Be it the code or the community, WordPress remains in a constant state of iteration. It lives, breathes, and evolves. Learning experiences are everywhere, with each month an opportunity to expand your WordPress knowledge or network.
Let’s take a look at some of the recent highlights in the WordPress world from the past few weeks.
The WordPress Plugin Directory
The WordPress Plugin Directory, formerly known as the Repo, received both a design refresh and, most importantly, a tune up to their search terminology and methodology. The categories “Featured,” “Popular,” and “Beta” dominate the home page along with your own personal favorites. Regardless of how you feel about the design or features you wish were or were not there, in the end, this is a huge benefit to almost any end user who needs to search through the almost 50,000 WordPress plugins.
GoDaddy Acquires Sucuri
Tony Perez and Dré Armeda, the co-founders of Sucuri, have been an integral part of the WordPress community for over a decade, especially in Southern California. From my perspective, it is a great move for GoDaddy to acquire not just Sucuri’s powerful software but also their robust expertise and knowledge. Sucuri is known throughout the WordPress community as a robust and forward-thinking software.
Tony gave his thoughts on the Sucuri blog: “Since our inception our goal was simple: protect our customers websites – at all costs. This was built on the premise that every website owner should be able to deploy enterprise-grade security, without the enterprise-grade costs.”
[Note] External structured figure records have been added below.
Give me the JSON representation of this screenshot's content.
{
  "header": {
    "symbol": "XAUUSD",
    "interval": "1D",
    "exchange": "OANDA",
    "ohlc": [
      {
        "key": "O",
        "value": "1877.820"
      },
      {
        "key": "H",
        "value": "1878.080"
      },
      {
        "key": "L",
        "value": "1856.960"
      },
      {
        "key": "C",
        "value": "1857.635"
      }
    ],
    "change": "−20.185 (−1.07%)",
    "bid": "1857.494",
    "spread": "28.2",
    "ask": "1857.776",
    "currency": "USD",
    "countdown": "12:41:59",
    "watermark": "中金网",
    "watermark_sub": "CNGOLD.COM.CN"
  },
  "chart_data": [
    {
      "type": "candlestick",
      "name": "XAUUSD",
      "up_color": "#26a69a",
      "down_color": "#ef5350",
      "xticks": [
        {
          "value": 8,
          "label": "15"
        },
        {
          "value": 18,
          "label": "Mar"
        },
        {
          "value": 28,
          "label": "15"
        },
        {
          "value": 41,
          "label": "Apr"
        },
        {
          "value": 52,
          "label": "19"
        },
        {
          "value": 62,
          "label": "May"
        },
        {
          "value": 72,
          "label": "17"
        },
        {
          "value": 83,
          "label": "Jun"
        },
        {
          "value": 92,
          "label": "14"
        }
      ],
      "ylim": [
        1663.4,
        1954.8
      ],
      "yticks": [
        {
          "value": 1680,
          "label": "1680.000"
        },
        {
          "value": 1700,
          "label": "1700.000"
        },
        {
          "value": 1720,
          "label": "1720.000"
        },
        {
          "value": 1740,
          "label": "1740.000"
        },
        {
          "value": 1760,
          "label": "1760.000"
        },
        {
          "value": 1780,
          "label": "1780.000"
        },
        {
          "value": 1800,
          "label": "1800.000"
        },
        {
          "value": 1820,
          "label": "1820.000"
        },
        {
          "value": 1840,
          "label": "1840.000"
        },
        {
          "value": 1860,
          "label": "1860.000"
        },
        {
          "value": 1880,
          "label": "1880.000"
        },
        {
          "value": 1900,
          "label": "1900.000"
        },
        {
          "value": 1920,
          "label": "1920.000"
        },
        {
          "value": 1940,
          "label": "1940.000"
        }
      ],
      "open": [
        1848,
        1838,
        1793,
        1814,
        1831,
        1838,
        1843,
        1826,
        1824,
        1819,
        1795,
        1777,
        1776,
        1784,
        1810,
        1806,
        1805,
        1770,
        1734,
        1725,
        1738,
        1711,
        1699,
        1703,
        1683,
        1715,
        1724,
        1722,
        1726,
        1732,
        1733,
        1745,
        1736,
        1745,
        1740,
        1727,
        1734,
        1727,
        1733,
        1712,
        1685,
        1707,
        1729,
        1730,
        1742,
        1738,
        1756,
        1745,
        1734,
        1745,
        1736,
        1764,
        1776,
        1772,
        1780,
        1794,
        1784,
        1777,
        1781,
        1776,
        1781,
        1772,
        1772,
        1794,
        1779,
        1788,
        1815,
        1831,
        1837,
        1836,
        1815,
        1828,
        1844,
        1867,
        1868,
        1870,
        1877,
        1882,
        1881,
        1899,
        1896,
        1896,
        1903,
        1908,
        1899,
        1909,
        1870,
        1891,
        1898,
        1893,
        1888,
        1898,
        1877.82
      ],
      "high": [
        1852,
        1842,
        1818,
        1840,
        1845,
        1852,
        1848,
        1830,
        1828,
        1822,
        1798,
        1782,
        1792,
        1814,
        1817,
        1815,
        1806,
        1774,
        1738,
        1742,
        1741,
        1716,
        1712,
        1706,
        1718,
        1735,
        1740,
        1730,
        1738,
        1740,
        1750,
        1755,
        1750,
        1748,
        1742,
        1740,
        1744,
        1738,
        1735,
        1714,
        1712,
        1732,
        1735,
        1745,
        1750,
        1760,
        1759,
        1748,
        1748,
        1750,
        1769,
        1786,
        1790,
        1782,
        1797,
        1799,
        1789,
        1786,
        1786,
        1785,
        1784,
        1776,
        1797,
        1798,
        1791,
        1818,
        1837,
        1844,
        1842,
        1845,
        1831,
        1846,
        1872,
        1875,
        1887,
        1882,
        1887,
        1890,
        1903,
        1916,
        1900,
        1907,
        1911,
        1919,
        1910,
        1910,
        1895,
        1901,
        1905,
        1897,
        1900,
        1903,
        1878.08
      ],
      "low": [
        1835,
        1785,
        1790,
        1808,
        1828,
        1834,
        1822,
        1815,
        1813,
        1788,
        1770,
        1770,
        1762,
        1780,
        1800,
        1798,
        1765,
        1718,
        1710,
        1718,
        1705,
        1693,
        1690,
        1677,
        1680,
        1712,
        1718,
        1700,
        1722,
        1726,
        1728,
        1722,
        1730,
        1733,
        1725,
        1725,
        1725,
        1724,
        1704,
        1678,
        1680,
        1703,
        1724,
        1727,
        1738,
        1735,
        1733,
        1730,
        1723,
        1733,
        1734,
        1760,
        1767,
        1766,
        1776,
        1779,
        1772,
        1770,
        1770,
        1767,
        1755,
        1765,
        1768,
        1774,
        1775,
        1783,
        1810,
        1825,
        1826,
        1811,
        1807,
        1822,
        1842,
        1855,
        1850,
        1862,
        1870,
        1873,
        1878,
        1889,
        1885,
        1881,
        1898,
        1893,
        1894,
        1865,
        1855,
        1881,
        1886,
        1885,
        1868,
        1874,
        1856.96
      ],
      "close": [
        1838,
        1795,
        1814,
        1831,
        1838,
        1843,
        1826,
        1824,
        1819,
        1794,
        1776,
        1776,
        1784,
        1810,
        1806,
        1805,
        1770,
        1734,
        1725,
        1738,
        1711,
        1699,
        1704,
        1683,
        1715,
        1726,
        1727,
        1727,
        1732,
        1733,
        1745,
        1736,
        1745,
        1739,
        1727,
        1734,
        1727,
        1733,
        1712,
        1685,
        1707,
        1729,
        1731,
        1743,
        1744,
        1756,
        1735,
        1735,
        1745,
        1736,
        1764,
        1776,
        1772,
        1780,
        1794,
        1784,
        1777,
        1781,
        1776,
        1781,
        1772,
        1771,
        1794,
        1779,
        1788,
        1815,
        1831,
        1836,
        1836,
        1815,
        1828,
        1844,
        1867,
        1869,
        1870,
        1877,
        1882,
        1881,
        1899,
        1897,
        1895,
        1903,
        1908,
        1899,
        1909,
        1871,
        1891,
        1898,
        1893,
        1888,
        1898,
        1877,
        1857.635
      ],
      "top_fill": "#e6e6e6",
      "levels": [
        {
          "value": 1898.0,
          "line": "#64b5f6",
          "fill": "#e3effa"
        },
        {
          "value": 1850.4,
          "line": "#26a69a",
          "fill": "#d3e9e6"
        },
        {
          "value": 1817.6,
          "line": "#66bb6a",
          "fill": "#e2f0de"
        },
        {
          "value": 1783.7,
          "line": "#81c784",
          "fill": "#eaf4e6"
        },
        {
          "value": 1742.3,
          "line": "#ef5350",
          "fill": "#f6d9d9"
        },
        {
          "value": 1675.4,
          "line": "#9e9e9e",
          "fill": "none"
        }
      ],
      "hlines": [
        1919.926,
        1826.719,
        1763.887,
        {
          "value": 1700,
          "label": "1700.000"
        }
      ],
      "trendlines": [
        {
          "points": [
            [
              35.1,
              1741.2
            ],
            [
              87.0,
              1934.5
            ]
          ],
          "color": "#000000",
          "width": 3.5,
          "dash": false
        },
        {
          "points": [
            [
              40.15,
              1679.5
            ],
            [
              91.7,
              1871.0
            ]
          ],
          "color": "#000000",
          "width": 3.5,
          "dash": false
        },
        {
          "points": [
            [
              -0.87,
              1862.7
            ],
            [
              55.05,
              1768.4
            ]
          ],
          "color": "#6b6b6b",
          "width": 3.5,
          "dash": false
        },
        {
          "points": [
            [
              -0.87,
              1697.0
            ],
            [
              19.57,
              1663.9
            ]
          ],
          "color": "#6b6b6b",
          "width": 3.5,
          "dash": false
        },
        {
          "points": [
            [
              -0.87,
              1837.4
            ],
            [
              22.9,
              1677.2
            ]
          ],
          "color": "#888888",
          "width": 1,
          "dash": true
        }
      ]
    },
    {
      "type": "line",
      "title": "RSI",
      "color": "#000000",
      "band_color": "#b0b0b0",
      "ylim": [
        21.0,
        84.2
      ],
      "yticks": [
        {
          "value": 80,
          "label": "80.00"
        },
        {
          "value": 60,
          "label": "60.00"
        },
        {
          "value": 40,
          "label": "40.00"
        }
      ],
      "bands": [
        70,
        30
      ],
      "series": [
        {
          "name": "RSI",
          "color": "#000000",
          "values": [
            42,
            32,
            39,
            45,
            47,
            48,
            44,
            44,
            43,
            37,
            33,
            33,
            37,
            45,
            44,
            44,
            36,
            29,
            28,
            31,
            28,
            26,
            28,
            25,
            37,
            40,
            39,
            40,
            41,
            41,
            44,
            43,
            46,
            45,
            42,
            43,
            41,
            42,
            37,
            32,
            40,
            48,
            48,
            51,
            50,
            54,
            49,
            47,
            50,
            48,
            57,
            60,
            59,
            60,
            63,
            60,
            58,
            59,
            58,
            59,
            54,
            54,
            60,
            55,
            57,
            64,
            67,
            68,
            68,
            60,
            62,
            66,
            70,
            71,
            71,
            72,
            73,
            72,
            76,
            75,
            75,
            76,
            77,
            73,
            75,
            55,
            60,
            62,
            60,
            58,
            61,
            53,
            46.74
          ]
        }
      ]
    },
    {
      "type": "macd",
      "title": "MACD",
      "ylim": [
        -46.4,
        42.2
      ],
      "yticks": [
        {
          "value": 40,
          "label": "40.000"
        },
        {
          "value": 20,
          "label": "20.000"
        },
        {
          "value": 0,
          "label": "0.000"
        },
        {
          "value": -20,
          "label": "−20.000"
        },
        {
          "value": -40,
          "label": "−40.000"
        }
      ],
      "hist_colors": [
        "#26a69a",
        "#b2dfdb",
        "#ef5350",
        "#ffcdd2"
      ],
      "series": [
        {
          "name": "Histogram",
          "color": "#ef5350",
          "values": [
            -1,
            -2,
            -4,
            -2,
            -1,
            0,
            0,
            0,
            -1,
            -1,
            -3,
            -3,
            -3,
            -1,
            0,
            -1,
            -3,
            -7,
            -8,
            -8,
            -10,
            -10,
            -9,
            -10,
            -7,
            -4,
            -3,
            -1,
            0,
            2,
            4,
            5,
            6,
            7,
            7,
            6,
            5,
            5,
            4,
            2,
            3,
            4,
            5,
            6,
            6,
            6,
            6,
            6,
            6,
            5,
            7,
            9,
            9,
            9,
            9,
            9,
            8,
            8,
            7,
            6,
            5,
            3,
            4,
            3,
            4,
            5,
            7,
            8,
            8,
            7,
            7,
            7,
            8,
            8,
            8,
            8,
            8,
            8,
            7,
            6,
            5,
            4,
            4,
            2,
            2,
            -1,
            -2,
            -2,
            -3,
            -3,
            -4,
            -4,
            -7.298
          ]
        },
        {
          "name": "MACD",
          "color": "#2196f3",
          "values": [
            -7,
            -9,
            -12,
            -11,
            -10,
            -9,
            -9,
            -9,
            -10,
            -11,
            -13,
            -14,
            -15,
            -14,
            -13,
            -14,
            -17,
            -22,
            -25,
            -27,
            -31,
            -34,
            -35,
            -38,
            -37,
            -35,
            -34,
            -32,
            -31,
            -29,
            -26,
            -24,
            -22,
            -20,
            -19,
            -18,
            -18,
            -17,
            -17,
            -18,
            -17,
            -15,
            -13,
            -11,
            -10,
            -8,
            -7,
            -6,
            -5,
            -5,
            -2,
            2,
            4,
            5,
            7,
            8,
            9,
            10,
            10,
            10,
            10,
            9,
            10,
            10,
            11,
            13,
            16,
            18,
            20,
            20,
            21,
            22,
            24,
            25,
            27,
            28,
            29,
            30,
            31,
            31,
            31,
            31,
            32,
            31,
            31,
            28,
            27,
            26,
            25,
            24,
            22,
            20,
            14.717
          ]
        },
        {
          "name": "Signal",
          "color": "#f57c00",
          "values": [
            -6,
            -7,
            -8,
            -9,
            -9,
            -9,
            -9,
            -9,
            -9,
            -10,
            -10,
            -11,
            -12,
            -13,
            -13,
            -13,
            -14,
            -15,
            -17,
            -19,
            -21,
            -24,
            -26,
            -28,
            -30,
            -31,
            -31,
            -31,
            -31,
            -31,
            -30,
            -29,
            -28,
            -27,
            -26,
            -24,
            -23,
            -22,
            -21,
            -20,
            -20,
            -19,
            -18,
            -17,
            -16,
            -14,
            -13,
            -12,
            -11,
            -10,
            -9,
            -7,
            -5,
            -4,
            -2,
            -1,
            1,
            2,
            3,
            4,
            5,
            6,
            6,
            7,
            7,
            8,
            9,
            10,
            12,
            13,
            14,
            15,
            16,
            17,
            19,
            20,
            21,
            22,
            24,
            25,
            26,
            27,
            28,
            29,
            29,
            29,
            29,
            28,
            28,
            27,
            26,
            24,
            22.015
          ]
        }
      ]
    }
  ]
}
Secure websites mean a safer internet for all of us and this doesn’t distract from that. In fact, it extends that ability to a larger customer base. GoDaddy has plenty of WordPress users and this is a great move to beef up their security, making this move an easy win.
WordPress in Higher Ed
WPCampus.org, a community focused on higher education, recently announced the date for their conference in Buffalo, New York. Get ready to enjoy a New York summer with the conference taking place on July 14 – 15. Their speaker submissions are closed but registration is open until June 30. The implementation and use of WordPress in higher education is a community in and unto itself, so do yourself a favor and get involved.
In March, the Marketing to the Community Team put out a Call to Meetup Organizers for video testimonials. Meetups are vital for a variety of reasons – they drive fresh conversations about WordPress innovations, discussing the progress of the core code, or simply just breaking the isolation that often comes with web development. As Stephen B. Johnson eloquently stated in his Ted Talk, “Chance favors the connected mind.”
My personal favorite meetup testimonial is this one from Costa Rica. One of the gentlemen says, “De verdad, muchas gracias a WordCamp por darme la oportunidad de aprender, gracias.” (“Seriously, thank you so much WordCamp for giving me the opportunity to learn). Isn’t that what it’s all about?
What’s stopping you? Find and join a meetup today.